After that I started having meetings with the missionaries. Oh my ex didn't know anything about my investigating the church until this point. I knew pretty quickly which missionary was going to baptise me. Over the course of the meetings (they went pretty quickly since I knew alot of the answers already from the Gospel Principles) I was asked to go home and pray about the truth of the Book of Mormon. I had never prayed by myself before, the thought of it didn't even enter in my mind. So that night I knelt beside my bed and asked, I had never had such an out pouring of spirit and love before. The burning of the bosom it does really happen to some people. I still didn't know when I was to be baptised so I kept putting it off, even though I knew which church I was going to be baptised into, the existance of God, and who was going to Baptise me. The timing just wasn't set, and I knew why later.
On the 26th of October 2002 at 17 years of age, I went with some Christian friends to a rock concert in Brisbane (I say Christian friends because they were from a different church). I felt no spirit during this concert but then an evangelist from America gave a talk. He was very amusing, but I still felt no real spirit.

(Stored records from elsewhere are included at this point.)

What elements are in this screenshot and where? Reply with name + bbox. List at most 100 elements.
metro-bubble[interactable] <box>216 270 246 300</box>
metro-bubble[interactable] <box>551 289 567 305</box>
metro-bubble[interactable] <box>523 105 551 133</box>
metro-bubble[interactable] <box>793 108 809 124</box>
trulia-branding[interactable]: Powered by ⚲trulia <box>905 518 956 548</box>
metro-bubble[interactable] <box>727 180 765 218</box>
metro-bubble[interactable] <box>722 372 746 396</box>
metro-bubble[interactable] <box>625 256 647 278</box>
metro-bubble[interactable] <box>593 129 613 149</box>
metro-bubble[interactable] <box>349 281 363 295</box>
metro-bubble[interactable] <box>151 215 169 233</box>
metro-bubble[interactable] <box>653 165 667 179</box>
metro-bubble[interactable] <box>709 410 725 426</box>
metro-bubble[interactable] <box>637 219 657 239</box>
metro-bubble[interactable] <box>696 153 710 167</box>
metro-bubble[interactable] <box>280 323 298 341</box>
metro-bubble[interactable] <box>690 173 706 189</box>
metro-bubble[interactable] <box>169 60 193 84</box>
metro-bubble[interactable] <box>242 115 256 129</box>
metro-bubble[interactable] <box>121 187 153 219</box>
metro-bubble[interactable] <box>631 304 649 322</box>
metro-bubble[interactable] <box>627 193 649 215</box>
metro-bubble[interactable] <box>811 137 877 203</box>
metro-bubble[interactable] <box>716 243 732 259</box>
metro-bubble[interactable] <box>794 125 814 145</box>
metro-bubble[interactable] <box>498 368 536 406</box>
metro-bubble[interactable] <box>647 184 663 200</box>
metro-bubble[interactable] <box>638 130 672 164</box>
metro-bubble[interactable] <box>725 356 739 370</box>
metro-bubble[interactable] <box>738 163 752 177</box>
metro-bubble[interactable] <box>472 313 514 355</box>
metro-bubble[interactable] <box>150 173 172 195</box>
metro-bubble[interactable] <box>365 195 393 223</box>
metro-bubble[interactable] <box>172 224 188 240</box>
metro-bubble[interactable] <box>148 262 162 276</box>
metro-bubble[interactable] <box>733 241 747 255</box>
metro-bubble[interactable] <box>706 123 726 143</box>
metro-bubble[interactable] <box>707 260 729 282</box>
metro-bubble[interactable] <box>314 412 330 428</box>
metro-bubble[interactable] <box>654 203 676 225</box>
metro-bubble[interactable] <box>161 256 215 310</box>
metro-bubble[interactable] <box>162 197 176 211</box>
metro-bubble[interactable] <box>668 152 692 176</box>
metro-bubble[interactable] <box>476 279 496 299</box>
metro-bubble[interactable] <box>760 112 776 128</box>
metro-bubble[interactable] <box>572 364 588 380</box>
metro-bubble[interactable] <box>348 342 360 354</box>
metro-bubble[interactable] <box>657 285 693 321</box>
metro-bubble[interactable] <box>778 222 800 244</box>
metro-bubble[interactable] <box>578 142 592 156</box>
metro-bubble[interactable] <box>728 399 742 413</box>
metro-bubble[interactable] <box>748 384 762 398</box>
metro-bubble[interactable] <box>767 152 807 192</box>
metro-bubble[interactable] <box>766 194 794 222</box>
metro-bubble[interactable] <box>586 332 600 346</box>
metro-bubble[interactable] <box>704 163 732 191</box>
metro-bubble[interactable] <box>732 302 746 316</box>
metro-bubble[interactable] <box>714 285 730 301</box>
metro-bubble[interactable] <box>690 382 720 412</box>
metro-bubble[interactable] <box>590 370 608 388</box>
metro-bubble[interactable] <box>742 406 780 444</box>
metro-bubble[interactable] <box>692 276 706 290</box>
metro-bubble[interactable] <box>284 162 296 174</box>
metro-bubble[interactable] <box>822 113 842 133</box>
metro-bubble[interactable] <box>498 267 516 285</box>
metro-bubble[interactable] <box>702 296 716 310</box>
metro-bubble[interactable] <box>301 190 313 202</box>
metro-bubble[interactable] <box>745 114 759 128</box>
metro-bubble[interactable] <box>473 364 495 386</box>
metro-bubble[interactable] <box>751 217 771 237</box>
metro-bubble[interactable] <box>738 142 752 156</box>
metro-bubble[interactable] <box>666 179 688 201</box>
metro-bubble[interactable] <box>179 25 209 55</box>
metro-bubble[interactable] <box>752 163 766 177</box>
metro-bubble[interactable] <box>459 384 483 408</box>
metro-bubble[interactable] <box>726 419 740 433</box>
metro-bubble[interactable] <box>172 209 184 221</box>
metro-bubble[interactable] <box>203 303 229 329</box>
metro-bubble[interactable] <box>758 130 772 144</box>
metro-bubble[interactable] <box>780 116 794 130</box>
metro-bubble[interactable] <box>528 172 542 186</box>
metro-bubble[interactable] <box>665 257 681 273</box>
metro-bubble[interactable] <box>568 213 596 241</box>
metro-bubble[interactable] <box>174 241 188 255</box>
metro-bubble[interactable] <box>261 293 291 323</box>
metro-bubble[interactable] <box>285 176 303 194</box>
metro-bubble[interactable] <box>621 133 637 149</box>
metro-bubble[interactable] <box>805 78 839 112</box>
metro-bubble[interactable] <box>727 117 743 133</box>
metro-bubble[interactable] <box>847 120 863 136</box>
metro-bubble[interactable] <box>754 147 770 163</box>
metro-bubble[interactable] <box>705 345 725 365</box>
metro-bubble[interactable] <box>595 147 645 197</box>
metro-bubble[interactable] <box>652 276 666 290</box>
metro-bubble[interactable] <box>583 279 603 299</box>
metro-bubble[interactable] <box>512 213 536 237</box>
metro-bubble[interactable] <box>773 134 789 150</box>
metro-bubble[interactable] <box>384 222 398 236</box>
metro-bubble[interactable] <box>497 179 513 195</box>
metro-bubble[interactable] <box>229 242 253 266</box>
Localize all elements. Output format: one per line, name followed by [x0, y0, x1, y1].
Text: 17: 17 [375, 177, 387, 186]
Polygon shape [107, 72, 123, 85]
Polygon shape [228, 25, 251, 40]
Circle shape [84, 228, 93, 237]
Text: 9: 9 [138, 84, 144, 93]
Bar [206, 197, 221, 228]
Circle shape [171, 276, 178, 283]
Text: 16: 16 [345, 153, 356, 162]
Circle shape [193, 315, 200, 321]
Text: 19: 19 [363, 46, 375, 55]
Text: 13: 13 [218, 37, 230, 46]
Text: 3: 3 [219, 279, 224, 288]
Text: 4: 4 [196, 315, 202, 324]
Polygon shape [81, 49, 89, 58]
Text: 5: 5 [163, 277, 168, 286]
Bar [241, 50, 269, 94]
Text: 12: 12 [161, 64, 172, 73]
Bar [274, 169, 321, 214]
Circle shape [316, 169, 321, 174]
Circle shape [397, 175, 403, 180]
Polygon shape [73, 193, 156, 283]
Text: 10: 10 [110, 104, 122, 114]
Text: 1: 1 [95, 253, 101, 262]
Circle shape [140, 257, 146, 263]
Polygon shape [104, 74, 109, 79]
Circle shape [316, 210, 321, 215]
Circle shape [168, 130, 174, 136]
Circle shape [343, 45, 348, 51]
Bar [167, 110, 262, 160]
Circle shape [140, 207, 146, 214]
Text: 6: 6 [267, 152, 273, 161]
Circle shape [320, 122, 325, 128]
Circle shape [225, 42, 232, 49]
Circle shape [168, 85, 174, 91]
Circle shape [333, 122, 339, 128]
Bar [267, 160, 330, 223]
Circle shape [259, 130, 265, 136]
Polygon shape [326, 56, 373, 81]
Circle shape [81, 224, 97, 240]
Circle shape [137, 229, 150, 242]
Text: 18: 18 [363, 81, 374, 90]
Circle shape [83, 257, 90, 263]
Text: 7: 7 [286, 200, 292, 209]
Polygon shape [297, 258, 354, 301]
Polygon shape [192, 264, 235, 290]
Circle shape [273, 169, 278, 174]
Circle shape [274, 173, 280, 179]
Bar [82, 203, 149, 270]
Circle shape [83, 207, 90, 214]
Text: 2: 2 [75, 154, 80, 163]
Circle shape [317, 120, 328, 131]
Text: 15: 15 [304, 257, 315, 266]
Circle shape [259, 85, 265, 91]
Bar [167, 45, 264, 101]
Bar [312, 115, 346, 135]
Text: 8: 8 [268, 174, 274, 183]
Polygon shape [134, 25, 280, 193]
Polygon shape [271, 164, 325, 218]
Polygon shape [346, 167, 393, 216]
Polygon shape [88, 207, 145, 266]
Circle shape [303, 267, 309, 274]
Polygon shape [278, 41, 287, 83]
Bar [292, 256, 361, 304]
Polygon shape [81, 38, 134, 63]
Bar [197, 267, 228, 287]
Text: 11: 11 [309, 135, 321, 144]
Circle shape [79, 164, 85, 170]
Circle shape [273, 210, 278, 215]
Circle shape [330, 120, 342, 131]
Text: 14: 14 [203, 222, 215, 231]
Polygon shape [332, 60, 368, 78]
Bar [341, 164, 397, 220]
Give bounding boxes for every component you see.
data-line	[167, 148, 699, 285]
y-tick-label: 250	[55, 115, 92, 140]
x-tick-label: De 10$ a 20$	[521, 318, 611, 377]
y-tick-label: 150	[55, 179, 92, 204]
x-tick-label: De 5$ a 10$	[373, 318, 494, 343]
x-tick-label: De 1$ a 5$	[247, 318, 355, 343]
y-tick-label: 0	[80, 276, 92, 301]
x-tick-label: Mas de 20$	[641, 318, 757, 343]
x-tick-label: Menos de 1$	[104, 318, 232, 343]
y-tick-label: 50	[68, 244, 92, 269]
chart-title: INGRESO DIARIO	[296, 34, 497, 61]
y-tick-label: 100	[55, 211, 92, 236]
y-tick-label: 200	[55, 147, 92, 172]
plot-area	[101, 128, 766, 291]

At the end of his talk he asked, who is willing to stand up and be counted as Christian and a witness of God? It was at that point that the spirit just leapt into me. I was never one to be a part of the crowd, and I was shy. At that point I feel the burning desire and knowledge that God lived, that he was looking at me, that he loved me and that he wanted me to stand up and be counted. More importantly I wanted to stand up and be counted. So I turned to my two friends that had brought me to the concert and said "Are you coming with me or not?"
This was a Saturday night, the next day (Sunday) I went to the missionaries and organised the Saturday for my Baptism. I was baptised on the 2nd of November 2002, the missionary that I knew would baptise me moved into a new area on the Wednesday after. I was confirmed a member of The Church of Jesus Christ of Latter-Day Saints on the 10th of November went through the Temple on the 19th and turned 18 on the 22nd.
I know that God and Jesus Christ are two seperate people that both love me. I have witnessed their love and seen their work in this world. The Church of Jesus Christ of Latter-Day Saints is a place where we can try to be better people and perfect ourselves. Nobody in the church is perfect, nobody on Earth is perfect. May we all be better people tommorow then we were today. This I whole heartedly hope.